Quantitative analysis of maedi-visna virus DNA load in peripheral blood monocytes and alveolar macrophages.

Viral load may be an important indicator of disease progression in sheep infected with maedi-visna virus (MVV). To assess this variable accurately in MVV-infected sheep, a quantitative competitive-polymerase chain reaction (QC-PCR) was developed. A conserved region of the MVV pol gene was selected. The RT-PCR MVV pol product was cloned and mutagenised in vitro by PCR to produce a competitor template reduced in length from 217 to 192 bp, but which retained the original flanking MVV pol PCR primers. The competitor template was quantified accurately and in an optimised QC-PCR protocol serial dilutions of this template were co-amplified with known amounts of sample DNA. MVV DNA levels in peripheral blood monocytes and alveolar macrophages from MVV-infected sheep (n=12) were assessed by QC-PCR. Viral DNA load in alveolar macrophages was significantly higher than that in peripheral blood monocytes when the animals were compared overall. A comparison was also made between alveolar macrophages from the lungs of seropositive animals with or without histopathological evidence of pulmonary lesions. The load of MVV DNA in alveolar macrophages was low in sheep without histopathological evidence of lesions in the lung. In contrast, in alveolar macrophages from sheep with histopathological lesions in the lung, there was a significantly higher level of MVV DNA. The correlation of MVV load with pulmonary lesions suggests that infected alveolar macrophages play a key role in the pathogenesis of this lymphoid interstitial pneumonia.

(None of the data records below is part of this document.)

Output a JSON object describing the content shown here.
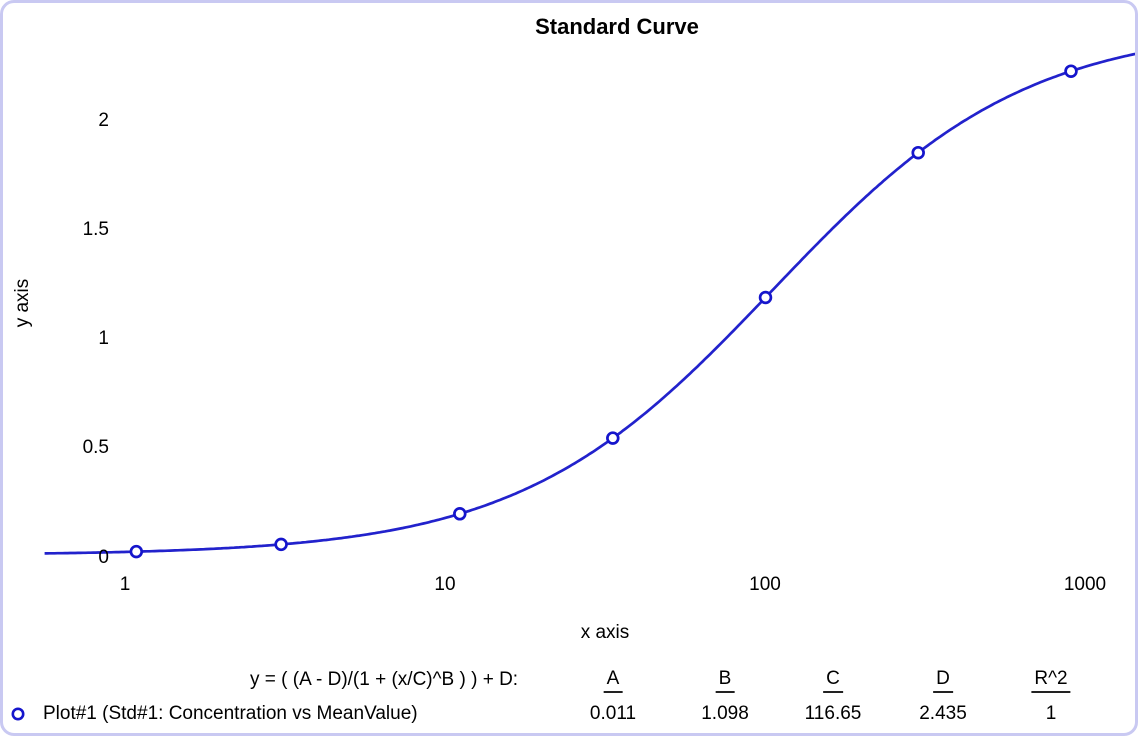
{
  "title": "Standard Curve",
  "axes": {
    "x_label": "x axis",
    "y_label": "y axis",
    "x_ticks": [
      "1",
      "10",
      "100",
      "1000"
    ],
    "y_ticks": [
      "0",
      "0.5",
      "1",
      "1.5",
      "2"
    ]
  },
  "fit": {
    "equation": "y = ( (A - D)/(1 + (x/C)^B ) ) + D:",
    "columns": [
      "A",
      "B",
      "C",
      "D",
      "R^2"
    ],
    "values": [
      "0.011",
      "1.098",
      "116.65",
      "2.435",
      "1"
    ],
    "legend_label": "Plot#1 (Std#1: Concentration vs MeanValue)"
  },
  "chart_data": {
    "type": "scatter",
    "title": "Standard Curve",
    "xlabel": "x axis",
    "ylabel": "y axis",
    "x_scale": "log",
    "xlim": [
      0.6,
      1650
    ],
    "ylim": [
      0,
      2.35
    ],
    "grid": false,
    "legend_position": "bottom-left",
    "series_name": "Plot#1 (Std#1: Concentration vs MeanValue)",
    "x": [
      1.2,
      3.4,
      12.3,
      37,
      111,
      333,
      1000
    ],
    "y": [
      0.03,
      0.06,
      0.2,
      0.55,
      1.19,
      1.85,
      2.23
    ],
    "fit_type": "4PL sigmoidal",
    "fit_params": {
      "A": 0.011,
      "B": 1.098,
      "C": 116.65,
      "D": 2.435,
      "R2": 1
    }
  },
  "colors": {
    "curve": "#2222cc",
    "marker": "#1515cc",
    "text": "#000000",
    "border": "#c9c9f2"
  }
}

Visna-maedi virus induces interleukin-8 in sheep alveolar macrophages through a tyrosine-kinase signaling pathway.

The mechanisms leading to the severe lung damage seen in some sheep naturally infected with the visna-maedi virus, and to pulmonary lesions in other lentiviral diseases, appear to involve the recruitment of large numbers of uninfected inflammatory cells. Only a few alveolar macrophages from experimentally infected lambs express virus, but high levels of interleukin (IL)-8 mRNA are present in the macrophage population. In vitro infection with visna-maedi virus at low multiplicity of alveolar macrophages from uninfected sheep also strongly induced the expression of IL-8 mRNA and the accumulation of IL-8 in the extracellular medium. An initial peak of IL-8 mRNA expression at 3 or 6 h after infection was followed by a fall, then a more persistent expression lasting at least 48 h after infection. The early peak was accompanied by expression of mRNA for IL-1beta, and a possible rise in tumor necrosis factor alpha (TNFalpha) mRNA, although this was frequently elevated in uninfected ovine alveolar macrophages. Interestingly, these events occurred identically in cells treated with non-infectious heat-treated virus, suggesting that interaction between viral components and cellular membrane receptors could suffice for both early and late IL-8 induction. The level of IL-8 mRNA induced by treatment with live or inactivated virus could be severely reduced by pretreatment of the macrophages with genistein but not with staurosporine, suggesting the involvement of a tyrosine-kinase signaling pathway. The early induction of IL-1beta and possibly of TNFalpha may explain the occurrence of a later persistent expression of IL-8 mRNA through an autocrine mechanism.